Entre infini et au-delà
Cassy était émerveillée par ses appartements. D'après Sandra, il s'agissait des moins spacieux de l'Arène, mais pour elle qui avait passé ses dernières nuits à la belle étoile et qui avait dormi, le reste du temps, dans un cagibi aménagé au Bourg-Palette, c'était le grand luxe.

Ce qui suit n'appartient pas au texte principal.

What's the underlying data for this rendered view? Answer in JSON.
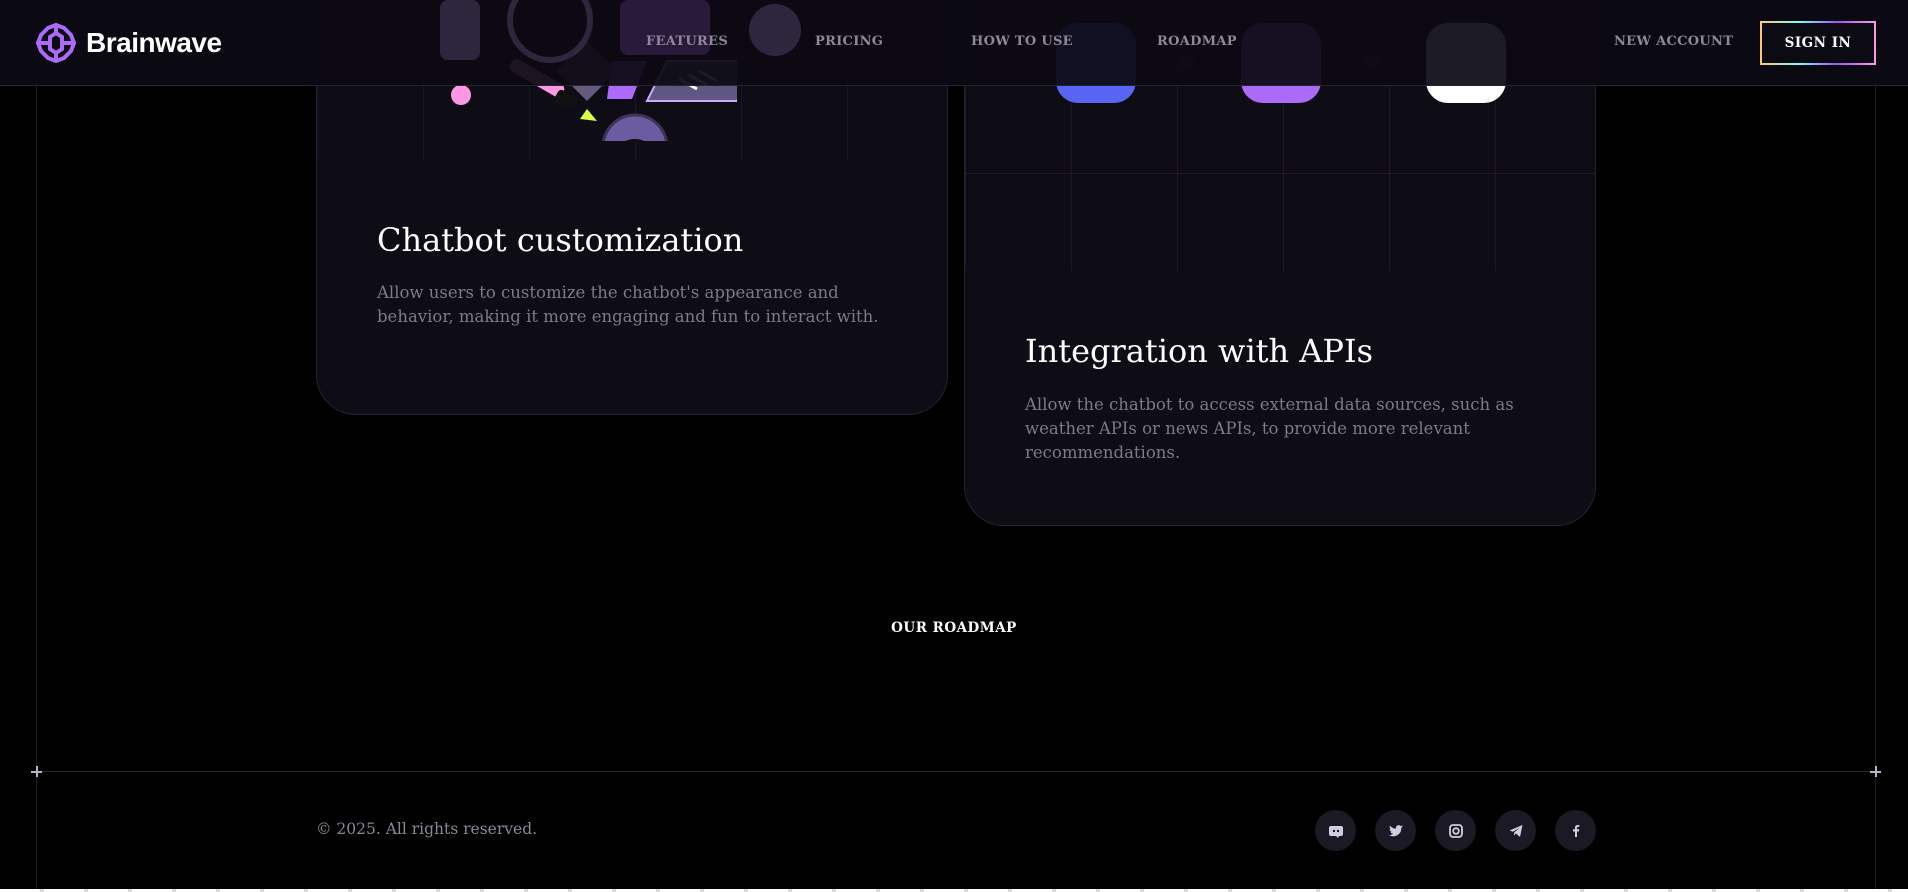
{
  "header": {
    "brand": "Brainwave",
    "nav": {
      "features": "FEATURES",
      "pricing": "PRICING",
      "how_to_use": "HOW TO USE",
      "roadmap": "ROADMAP"
    },
    "new_account": "NEW ACCOUNT",
    "sign_in": "SIGN IN"
  },
  "cards": {
    "customization": {
      "title": "Chatbot customization",
      "text": "Allow users to customize the chatbot's appearance and behavior, making it more engaging and fun to interact with."
    },
    "integration": {
      "title": "Integration with APIs",
      "text": "Allow the chatbot to access external data sources, such as weather APIs or news APIs, to provide more relevant recommendations."
    }
  },
  "section": {
    "roadmap_label": "OUR ROADMAP"
  },
  "footer": {
    "copyright": "© 2025. All rights reserved.",
    "socials": [
      "discord-icon",
      "twitter-icon",
      "instagram-icon",
      "telegram-icon",
      "facebook-icon"
    ]
  },
  "colors": {
    "background": "#000000",
    "card": "#0e0c15",
    "accent_purple": "#ac6af8",
    "discord_blue": "#5865f2",
    "muted_text": "#7d7a89"
  }
}
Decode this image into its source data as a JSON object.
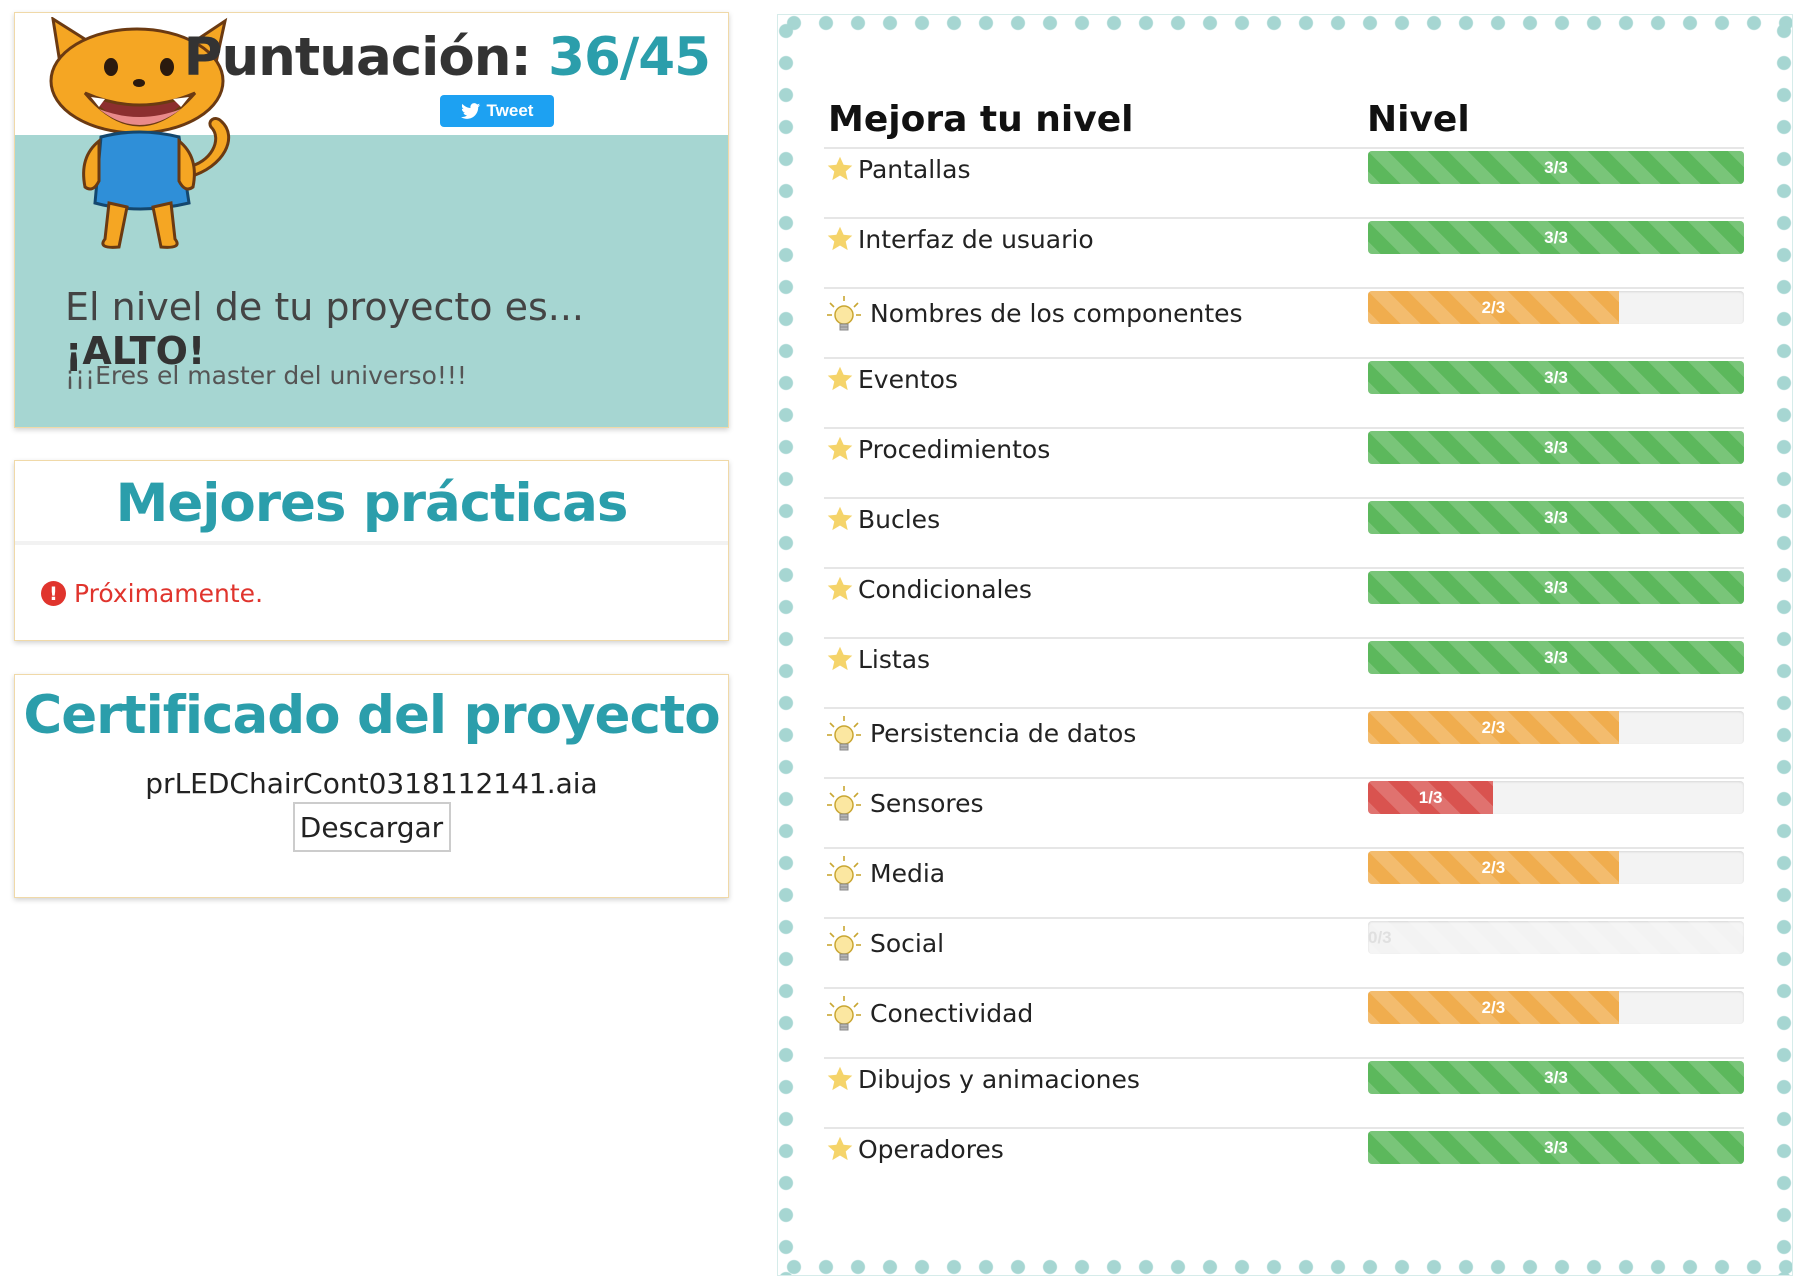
{
  "score": {
    "label": "Puntuación:",
    "value": "36/45",
    "tweet_label": "Tweet",
    "level_prefix": "El nivel de tu proyecto es...",
    "level_value": "¡ALTO!",
    "message": "¡¡¡Eres el master del universo!!!"
  },
  "best_practices": {
    "title": "Mejores prácticas",
    "message": "Próximamente."
  },
  "certificate": {
    "title": "Certificado del proyecto",
    "filename": "prLEDChairCont0318112141.aia",
    "download_label": "Descargar"
  },
  "levels": {
    "header_concept": "Mejora tu nivel",
    "header_level": "Nivel",
    "rows": [
      {
        "name": "Pantallas",
        "level": "3/3",
        "fraction": 1.0,
        "icon": "star-icon",
        "color": "#5cb85c"
      },
      {
        "name": "Interfaz de usuario",
        "level": "3/3",
        "fraction": 1.0,
        "icon": "star-icon",
        "color": "#5cb85c"
      },
      {
        "name": "Nombres de los componentes",
        "level": "2/3",
        "fraction": 0.667,
        "icon": "lightbulb-icon",
        "color": "#f0ad4e"
      },
      {
        "name": "Eventos",
        "level": "3/3",
        "fraction": 1.0,
        "icon": "star-icon",
        "color": "#5cb85c"
      },
      {
        "name": "Procedimientos",
        "level": "3/3",
        "fraction": 1.0,
        "icon": "star-icon",
        "color": "#5cb85c"
      },
      {
        "name": "Bucles",
        "level": "3/3",
        "fraction": 1.0,
        "icon": "star-icon",
        "color": "#5cb85c"
      },
      {
        "name": "Condicionales",
        "level": "3/3",
        "fraction": 1.0,
        "icon": "star-icon",
        "color": "#5cb85c"
      },
      {
        "name": "Listas",
        "level": "3/3",
        "fraction": 1.0,
        "icon": "star-icon",
        "color": "#5cb85c"
      },
      {
        "name": "Persistencia de datos",
        "level": "2/3",
        "fraction": 0.667,
        "icon": "lightbulb-icon",
        "color": "#f0ad4e"
      },
      {
        "name": "Sensores",
        "level": "1/3",
        "fraction": 0.333,
        "icon": "lightbulb-icon",
        "color": "#d9534f"
      },
      {
        "name": "Media",
        "level": "2/3",
        "fraction": 0.667,
        "icon": "lightbulb-icon",
        "color": "#f0ad4e"
      },
      {
        "name": "Social",
        "level": "0/3",
        "fraction": 0.0,
        "icon": "lightbulb-icon",
        "color": "#f3f3f3"
      },
      {
        "name": "Conectividad",
        "level": "2/3",
        "fraction": 0.667,
        "icon": "lightbulb-icon",
        "color": "#f0ad4e"
      },
      {
        "name": "Dibujos y animaciones",
        "level": "3/3",
        "fraction": 1.0,
        "icon": "star-icon",
        "color": "#5cb85c"
      },
      {
        "name": "Operadores",
        "level": "3/3",
        "fraction": 1.0,
        "icon": "star-icon",
        "color": "#5cb85c"
      }
    ]
  },
  "colors": {
    "accent": "#2b9eab",
    "panel_teal": "#a6d6d2",
    "alert_red": "#e0342d",
    "star": "#f5d46a"
  }
}
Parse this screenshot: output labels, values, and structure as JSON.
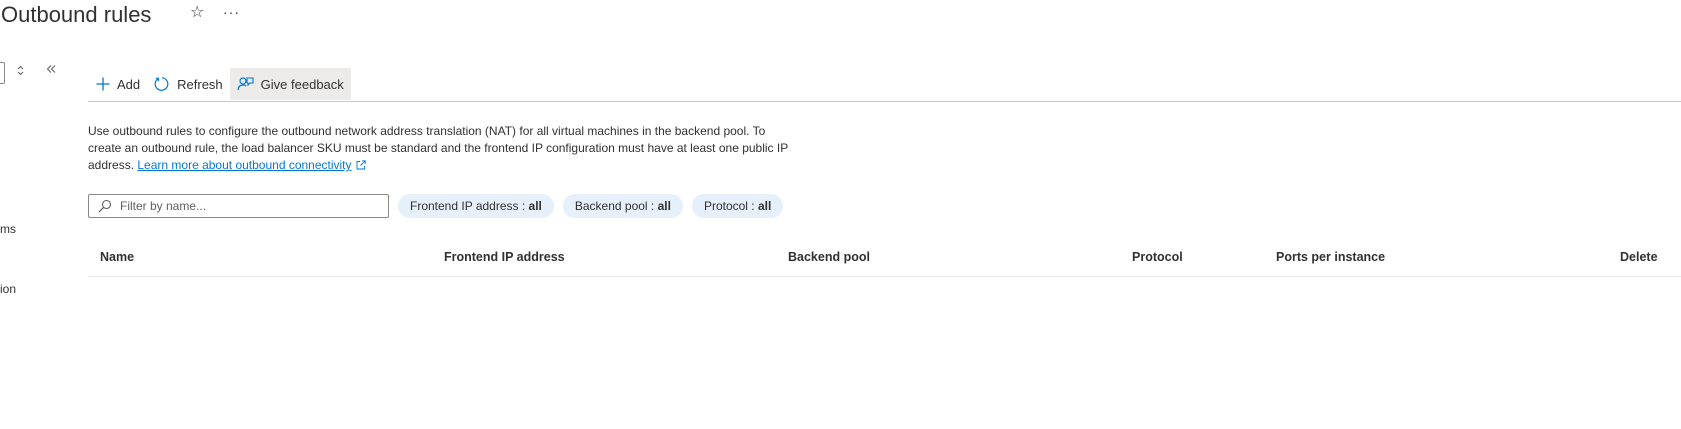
{
  "header": {
    "title": "Outbound rules",
    "favorite_icon": "star-icon",
    "more_icon": "more-icon",
    "more_glyph": "···"
  },
  "sidebar": {
    "collapse_icon": "double-chevron-left-icon",
    "sort_icon": "up-down-icon",
    "fragments": [
      "ms",
      "ion"
    ]
  },
  "toolbar": {
    "add_label": "Add",
    "refresh_label": "Refresh",
    "feedback_label": "Give feedback"
  },
  "description": {
    "text": "Use outbound rules to configure the outbound network address translation (NAT) for all virtual machines in the backend pool. To create an outbound rule, the load balancer SKU must be standard and the frontend IP configuration must have at least one public IP address.",
    "link_text": "Learn more about outbound connectivity"
  },
  "filters": {
    "search_placeholder": "Filter by name...",
    "pills": [
      {
        "label": "Frontend IP address : ",
        "value": "all"
      },
      {
        "label": "Backend pool : ",
        "value": "all"
      },
      {
        "label": "Protocol : ",
        "value": "all"
      }
    ]
  },
  "table": {
    "columns": [
      "Name",
      "Frontend IP address",
      "Backend pool",
      "Protocol",
      "Ports per instance",
      "Delete"
    ],
    "rows": []
  },
  "colors": {
    "accent": "#0078d4",
    "pill_bg": "#e5f0fb",
    "text": "#323130"
  }
}
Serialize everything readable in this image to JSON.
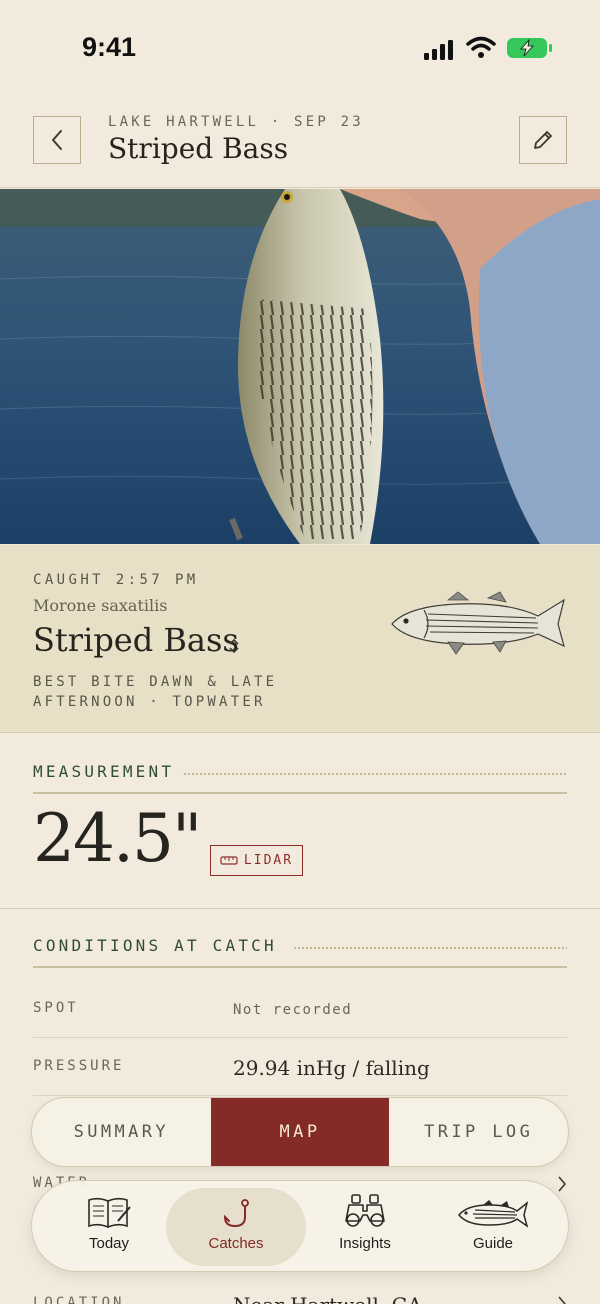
{
  "status_bar": {
    "time": "9:41"
  },
  "header": {
    "subtitle": "LAKE HARTWELL · SEP 23",
    "title": "Striped Bass"
  },
  "species_card": {
    "caught": "CAUGHT 2:57 PM",
    "latin_name": "Morone saxatilis",
    "common_name": "Striped Bass",
    "tip": "BEST BITE DAWN & LATE AFTERNOON · TOPWATER"
  },
  "measurement": {
    "heading": "MEASUREMENT",
    "value": "24.5\"",
    "badge": "LIDAR"
  },
  "conditions": {
    "heading": "CONDITIONS AT CATCH",
    "rows": [
      {
        "key": "SPOT",
        "value": "Not recorded"
      },
      {
        "key": "PRESSURE",
        "value": "29.94 inHg / falling"
      },
      {
        "key": "WATER",
        "value": ""
      },
      {
        "key": "LOCATION",
        "value": "Near Hartwell, GA"
      }
    ]
  },
  "segment": {
    "options": [
      "SUMMARY",
      "MAP",
      "TRIP LOG"
    ],
    "selected": "MAP"
  },
  "tabbar": {
    "tabs": [
      {
        "label": "Today",
        "icon": "book-icon"
      },
      {
        "label": "Catches",
        "icon": "hook-icon"
      },
      {
        "label": "Insights",
        "icon": "binoculars-icon"
      },
      {
        "label": "Guide",
        "icon": "fish-icon"
      }
    ],
    "active": "Catches"
  },
  "colors": {
    "background": "#f2ebdd",
    "card": "#e8dfc7",
    "accent": "#842a27",
    "section_green": "#2f4d35"
  }
}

Sa chambre était deux fois et demie plus grande que celle qu'elle occupait dans le laboratoire du professeur Chen. Une immense armoire, à côté de la porte, attendait qu'elle y installe ses vêtements, bien qu'elle n'en ait pas assez pour la remplir ne serait-ce qu'au tiers. Un lit occupait l'espace central et un élégant bureau occupait le pan de mur opposé à l'entrée, celui où se trouvait la fenêtre.
Cassy disposait également d'une salle de bain personnelle, petite mais accueillante. Elle réunissait toilette, lavabo et douche, contrairement au Bourg-Palette où tout le monde devait partager la pièce commune située sur le palier, ce qui nécessitait parfois une longue attente.
La jeune fille avait pris le déjeuner dans la cuisine, en compagnie de Sylvain et Sandra, dont l'amabilité ne s'était améliorée en rien. La Championne s'était ensuite retirée de nouveau dans l'Antre du Dragon pour l'après-midi, que Cassy avait passé avec son nouvel ami le Topdresseur. Il lui avait fait découvrir l'Arène et ses environs. Ils étaient même descendus jusqu'au village.
L'adolescente avait saisi l'occasion pour faire un passage éclair dans une petite supérette et acheter une teinture pour cheveux décente, car son mélange à base de baies commençait à s'estomper, pendant que Sylvain consultait des magazines en lien avec l'élevage. Cassy en avait profité pour jeter un coup d'œil aux journaux locaux, dans lesquels elle avait puisé un léger soulagement.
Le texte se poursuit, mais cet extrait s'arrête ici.